Observation data (J2000 epoch)
- Constellation: Ursa Major
- Right ascension: 11^{h} 52^{m} 49.4319^{s}
- Declination: +44° 07′ 14.840″
- Redshift: 0.002695
- Heliocentric radial velocity: 808±2 km/s
- Distance: 41.40 ± 9.00 Mly (12.694 ± 2.760 Mpc)
- Apparent magnitude (V): 10.9

Characteristics
- Type: SA(s)c
- Size: ~76,400 ly (23.42 kpc) (estimated)
- Apparent size (V): 5.4′ × 4.9′

Other designations
- IRAS 11502+4423, UGC 6856, MCG +07-25-001, PGC 37229, CGCG 214-034

= NGC 3938 =

Galaxy in the constellation Ursa Major

NGC 3938 is an unbarred spiral galaxy in the Ursa Major constellation.
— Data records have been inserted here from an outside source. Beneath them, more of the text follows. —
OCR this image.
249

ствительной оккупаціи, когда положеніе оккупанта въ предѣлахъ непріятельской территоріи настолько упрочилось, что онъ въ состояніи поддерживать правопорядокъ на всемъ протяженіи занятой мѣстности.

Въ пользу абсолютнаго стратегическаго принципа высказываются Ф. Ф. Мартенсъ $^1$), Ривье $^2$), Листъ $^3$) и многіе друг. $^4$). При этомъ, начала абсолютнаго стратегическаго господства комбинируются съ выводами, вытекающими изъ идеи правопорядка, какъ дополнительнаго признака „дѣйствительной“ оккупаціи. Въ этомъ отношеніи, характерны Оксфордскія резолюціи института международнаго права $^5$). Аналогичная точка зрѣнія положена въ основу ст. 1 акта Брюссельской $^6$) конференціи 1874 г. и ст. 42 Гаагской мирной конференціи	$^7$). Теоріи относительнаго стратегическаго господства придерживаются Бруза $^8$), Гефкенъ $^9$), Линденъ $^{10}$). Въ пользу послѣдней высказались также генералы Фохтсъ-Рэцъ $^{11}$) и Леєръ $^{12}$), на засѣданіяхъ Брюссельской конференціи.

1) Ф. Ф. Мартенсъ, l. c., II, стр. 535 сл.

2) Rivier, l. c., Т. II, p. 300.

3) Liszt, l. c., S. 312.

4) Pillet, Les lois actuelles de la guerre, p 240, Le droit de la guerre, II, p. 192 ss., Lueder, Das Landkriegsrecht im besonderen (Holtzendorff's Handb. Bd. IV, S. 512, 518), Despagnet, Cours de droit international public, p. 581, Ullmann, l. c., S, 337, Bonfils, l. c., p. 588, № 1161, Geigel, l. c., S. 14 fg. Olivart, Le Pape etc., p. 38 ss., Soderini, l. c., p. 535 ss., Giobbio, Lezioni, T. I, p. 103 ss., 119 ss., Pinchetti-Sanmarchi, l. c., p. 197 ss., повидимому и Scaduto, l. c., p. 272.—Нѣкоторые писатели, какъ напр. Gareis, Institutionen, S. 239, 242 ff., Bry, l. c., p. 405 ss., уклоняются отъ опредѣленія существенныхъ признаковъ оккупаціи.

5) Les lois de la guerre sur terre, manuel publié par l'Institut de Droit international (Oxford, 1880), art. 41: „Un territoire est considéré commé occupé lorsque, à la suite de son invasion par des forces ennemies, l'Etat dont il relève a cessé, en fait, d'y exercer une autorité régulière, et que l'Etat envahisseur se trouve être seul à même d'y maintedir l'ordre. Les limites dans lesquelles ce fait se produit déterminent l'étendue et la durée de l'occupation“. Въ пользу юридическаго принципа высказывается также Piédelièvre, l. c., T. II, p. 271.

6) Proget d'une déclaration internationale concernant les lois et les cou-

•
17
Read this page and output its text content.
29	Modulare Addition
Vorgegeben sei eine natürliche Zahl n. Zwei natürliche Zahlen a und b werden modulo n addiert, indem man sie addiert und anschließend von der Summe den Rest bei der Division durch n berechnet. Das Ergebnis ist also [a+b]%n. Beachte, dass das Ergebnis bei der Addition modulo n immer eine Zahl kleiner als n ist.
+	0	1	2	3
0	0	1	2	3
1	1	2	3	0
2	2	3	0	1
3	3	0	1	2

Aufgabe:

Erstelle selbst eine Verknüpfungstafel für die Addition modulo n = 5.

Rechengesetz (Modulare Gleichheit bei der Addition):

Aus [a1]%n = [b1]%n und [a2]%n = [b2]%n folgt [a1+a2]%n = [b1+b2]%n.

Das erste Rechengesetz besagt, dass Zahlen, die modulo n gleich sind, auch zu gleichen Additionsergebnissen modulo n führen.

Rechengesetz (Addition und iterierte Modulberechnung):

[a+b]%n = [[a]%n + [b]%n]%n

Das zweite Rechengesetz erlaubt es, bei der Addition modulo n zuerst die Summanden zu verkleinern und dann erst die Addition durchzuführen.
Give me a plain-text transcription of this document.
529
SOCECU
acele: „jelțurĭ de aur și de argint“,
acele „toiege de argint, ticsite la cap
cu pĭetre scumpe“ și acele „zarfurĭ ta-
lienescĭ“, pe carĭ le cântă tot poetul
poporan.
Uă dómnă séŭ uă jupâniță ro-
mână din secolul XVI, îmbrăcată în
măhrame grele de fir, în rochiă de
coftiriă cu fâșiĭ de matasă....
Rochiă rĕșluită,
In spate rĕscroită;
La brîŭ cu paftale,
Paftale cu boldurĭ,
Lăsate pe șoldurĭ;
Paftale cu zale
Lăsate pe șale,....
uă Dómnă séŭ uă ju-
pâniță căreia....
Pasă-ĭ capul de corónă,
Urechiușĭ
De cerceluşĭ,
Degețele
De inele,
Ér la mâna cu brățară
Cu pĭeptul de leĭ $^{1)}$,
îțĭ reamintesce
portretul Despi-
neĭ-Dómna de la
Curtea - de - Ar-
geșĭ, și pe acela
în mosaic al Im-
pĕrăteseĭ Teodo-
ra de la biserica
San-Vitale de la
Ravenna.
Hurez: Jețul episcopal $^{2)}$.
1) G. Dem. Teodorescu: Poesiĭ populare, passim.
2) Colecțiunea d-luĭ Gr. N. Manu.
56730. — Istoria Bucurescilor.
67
It was discovered by German-British astronomer William Herschel on 6 February 1788. It is one of the brightest spiral galaxies in the Ursa Major South galaxy group and is roughly 76,000 light years in diameter. It is approximately 41.4 million light years away from Earth. NGC 3938 is classified as type Sc under the Hubble sequence, a loosely wound spiral galaxy with a smaller and dimmer bulge. The spiral arms of the galaxy contain many areas of ionized atomic hydrogen gas, more so towards the center.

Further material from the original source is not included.